Grattafiori began summarising the talk by stating high-level recommendations for running secure Docker-based microservices:
- Enable user namespaces
- Use application-specific AppArmor or SELinux if possible
- Use application-specific seccomp whitelist if possible
- Harden host system
- Restrict host access
- Consider network security
- Using immutable containers
The problem of managing build and runtime secrets can be solved by using temporary secret injection via the process of temporary bind mounting, followed by loading the secrets into memory only, and unmounting; or ideally using an open source secret management tool like HashiCorp Vault or Square Keywhiz. Secrets should not be injected via environment variables or flat files, as it is very easy for these secrets to leak into container layers, logs or error reports.

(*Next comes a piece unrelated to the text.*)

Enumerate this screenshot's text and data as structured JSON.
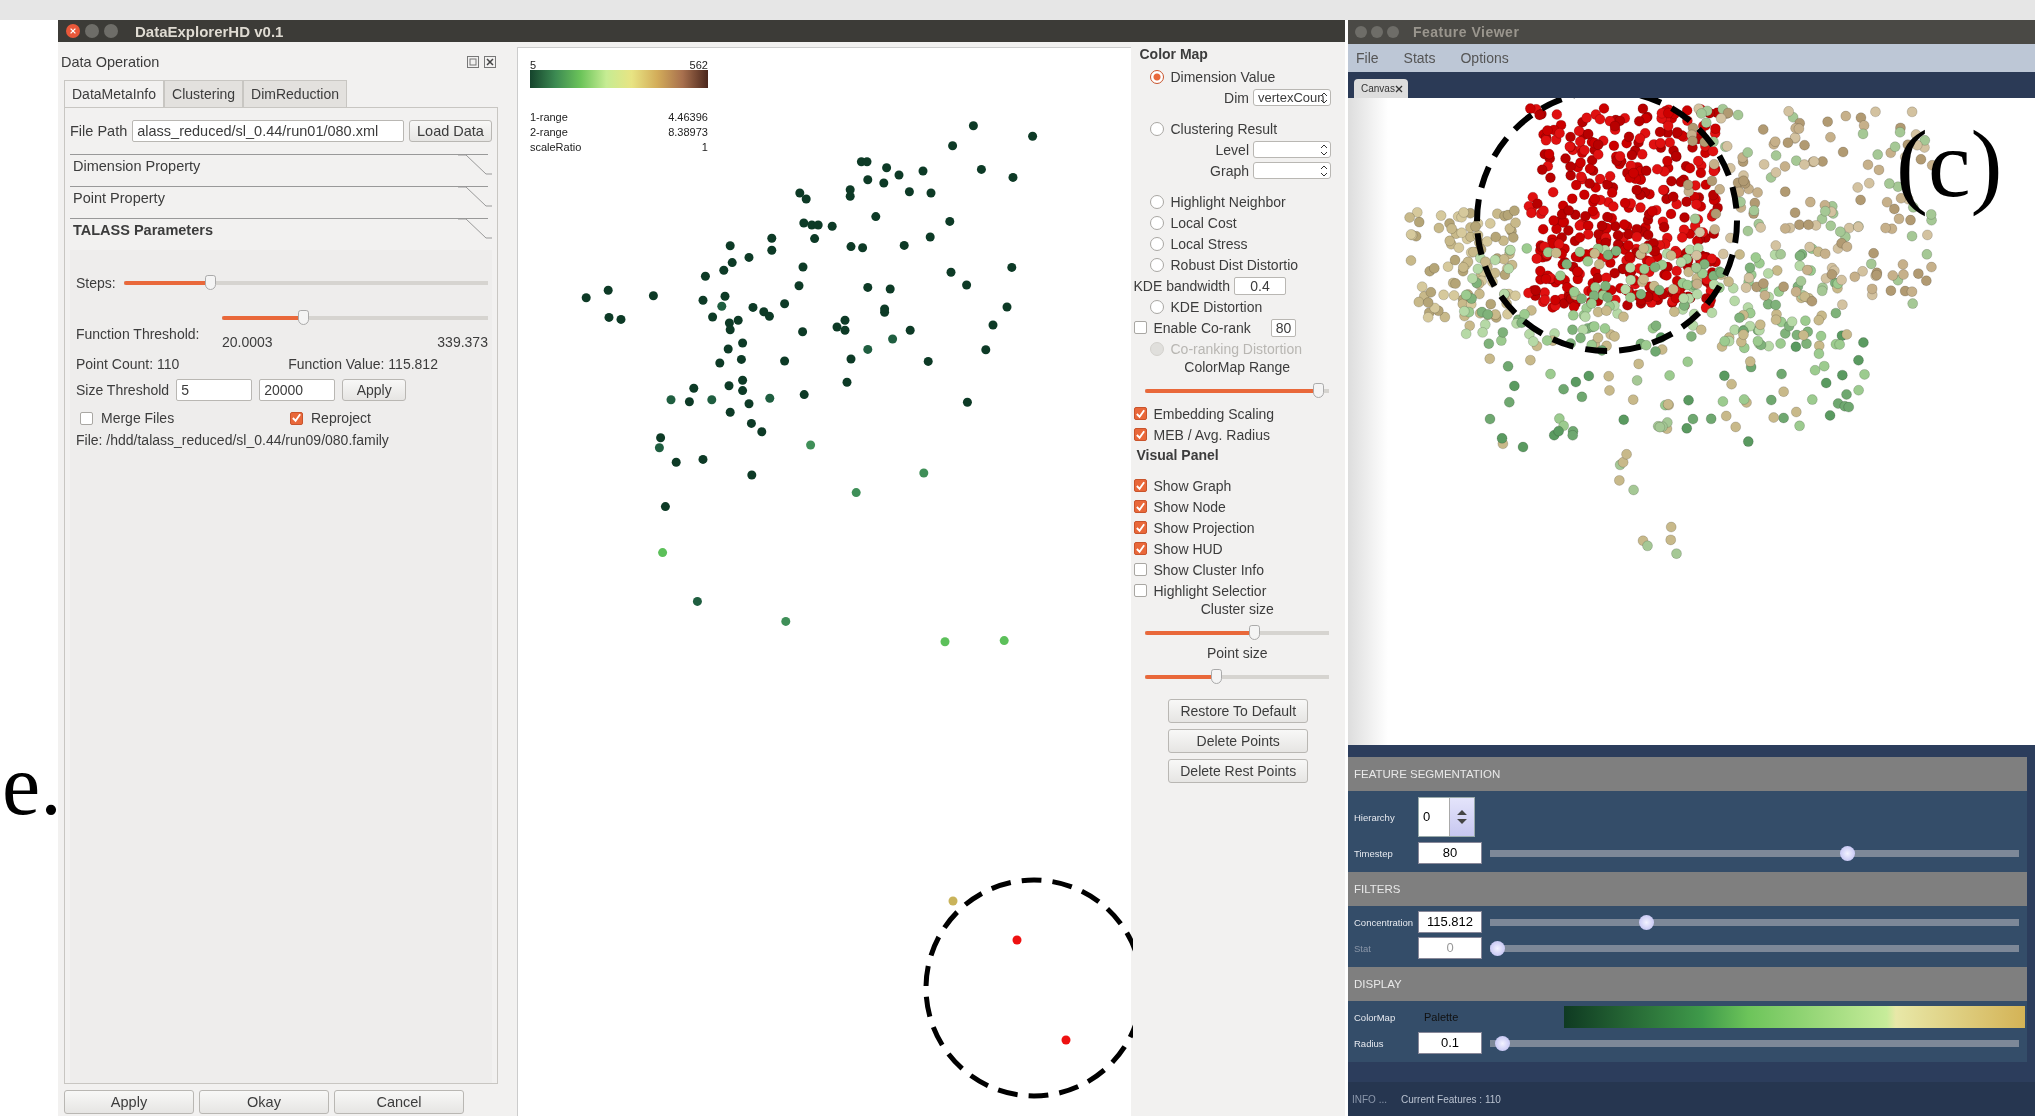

Final security recommendations include creating a security specification, generating application-specific and overall threat models, ensuring any applications/services are secure, and ensuring orchestration frameworks and associated service discovery are secure.
Containers and microservices can’t help if you application itself is still vulnerable
Microservice logging and accountability is also important, and logs should be collected and kept centrally, and regularly reviewed. Security is much easier to implement if it is made part of the software application development lifecycle, and verification should be included with a standard build pipeline using tooling like OWASP’s ZAP, bdd-security, Brakeman, and gauntlt.
The DockerCon video of Grattafiori’s “The Golden Ticket- Docker and High Security Microservices” talk can be found on the conference YouTube channel, and the slides are located on Docker SlideShare account. Grattafiori is also the author of the NCC Group Whitepaper “Understanding and Hardening Linux Containers” (PDF), which is essential reading for anyone looking to develop a detailed understanding of container security.